La Disparue de la cabine n°10

(The Woman in Cabin 10)

  1. La croisière ne s’amuse plus

    On ne peut pas dire que Laura Blacklock mène en ce moment une vie de tout repos. Elle vient de tomber nez à nez avec un cambrioleur alors qu’elle était à son appartement, ne parvient pas à se débarrasser de son addiction aux antidépresseurs et à l’alcool, et ses amours avec Judah sont incertaines. Alors, lorsqu’on lui propose de partir une semaine dans un yacht pour multimillionnaires avec une dizaine d’autres invités afin de couvrir l’événement, la journaliste n’hésite guère. Au cours de la croisière, elle fait la rencontre d’une femme, occupant la cabine jouxtant la sienne, qui disparaît aussitôt, après que Laura a entendu un grand plouf. Le problème, c’est qu’aucun voyageur ne manque à l’appel…
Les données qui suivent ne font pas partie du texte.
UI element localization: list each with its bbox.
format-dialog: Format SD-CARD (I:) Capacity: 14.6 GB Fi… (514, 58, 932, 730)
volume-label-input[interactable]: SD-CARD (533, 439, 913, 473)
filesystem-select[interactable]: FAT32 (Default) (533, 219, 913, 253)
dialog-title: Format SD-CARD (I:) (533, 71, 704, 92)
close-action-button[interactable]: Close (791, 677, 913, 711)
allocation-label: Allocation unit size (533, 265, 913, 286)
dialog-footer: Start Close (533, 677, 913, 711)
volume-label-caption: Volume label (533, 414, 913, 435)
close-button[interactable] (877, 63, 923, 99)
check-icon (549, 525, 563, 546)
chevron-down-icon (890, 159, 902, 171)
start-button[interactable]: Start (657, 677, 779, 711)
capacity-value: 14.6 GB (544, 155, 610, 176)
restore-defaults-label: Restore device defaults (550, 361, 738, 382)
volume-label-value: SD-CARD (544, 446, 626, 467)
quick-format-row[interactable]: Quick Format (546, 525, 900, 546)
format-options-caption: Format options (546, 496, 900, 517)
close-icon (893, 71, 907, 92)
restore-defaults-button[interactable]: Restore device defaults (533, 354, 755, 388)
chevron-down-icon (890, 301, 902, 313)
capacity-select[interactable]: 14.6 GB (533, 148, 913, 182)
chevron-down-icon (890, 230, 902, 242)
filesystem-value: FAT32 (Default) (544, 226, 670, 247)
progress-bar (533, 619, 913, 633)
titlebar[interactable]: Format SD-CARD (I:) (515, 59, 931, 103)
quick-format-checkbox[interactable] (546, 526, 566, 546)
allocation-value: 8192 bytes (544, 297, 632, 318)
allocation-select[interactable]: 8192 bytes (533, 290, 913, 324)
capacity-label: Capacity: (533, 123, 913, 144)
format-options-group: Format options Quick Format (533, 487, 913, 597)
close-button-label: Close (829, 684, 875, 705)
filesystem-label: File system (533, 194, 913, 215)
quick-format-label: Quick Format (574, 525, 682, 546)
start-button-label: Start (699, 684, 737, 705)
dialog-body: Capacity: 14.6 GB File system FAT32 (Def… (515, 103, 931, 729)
    Après Promenez-vous dans les bois, voici le deuxième livre de Ruth Ware, un whodunit à la fois classique et très efficace. On se prend rapidement d’amitié pour Laura – appelez-la Lo, elle préfère, qui est une jeune trentenaire, à la fois faible en raison de ses dépendances pharmacologiques et alcooliques, mais sacrément pugnace. Elle n’hésitera d’ailleurs pas à mener son enquête sur cette étrange disparition que tout le monde prétend fausse puisqu’il n’y a pas de croisiériste manquant. C’est alors un habile jeu du chat et de la souris qui commence, au cours duquel Lo va tenter de percer les mystères de l’Aurora Borealis, ce bateau à la fois bien plus petit que ces traditionnels monstres des mers et suffisamment grand pour abriter des énigmes. Les divers suspects, transcrits en quelques rapides et habiles coups de plume, sont intéressants, qu’ils soient reporters, mannequins ou magnats, et présentent des profils auxquels Lo essaiera d’accrocher une pancarte « coupable ». L’ambiance est adroitement plantée, de la décontraction entre personnes opulentes jusqu’à la paranoïa croissante de notre héroïne. Des mots griffonnés sur un miroir embué, des traces de pas, un mascara ainsi que des photographies qui disparaissent, autant de signes annonciateurs qui démontrent que l’on en veut à Lo, au point de passer de l’intimidation au meurtre. Inutile d’attendre dans ce livre de Ruth Ware des scènes pétaradantes, des éruptions sanglantes ou un tueur en série aliéné : c’est bien plus du côté d’Agatha Christie que l’écrivaine va chercher son inspiration, sans pour autant tenter de copier la Reine du crime. Et c’est un régal de bout en bout, avec une réelle inspiration, une narration à la première personne qui crée une belle proximité avec miss Blacklock, un sens aigu du suspense, et quelques rebondissements très fins. On apprécie également les extraits de forums, messages sur les réseaux sociaux et autres SMS qui émaillent le roman. Et c’est sur des chapitres d’une tension maligne que se résout l’énigme, achevant de faire de cet opus une réussite en son genre.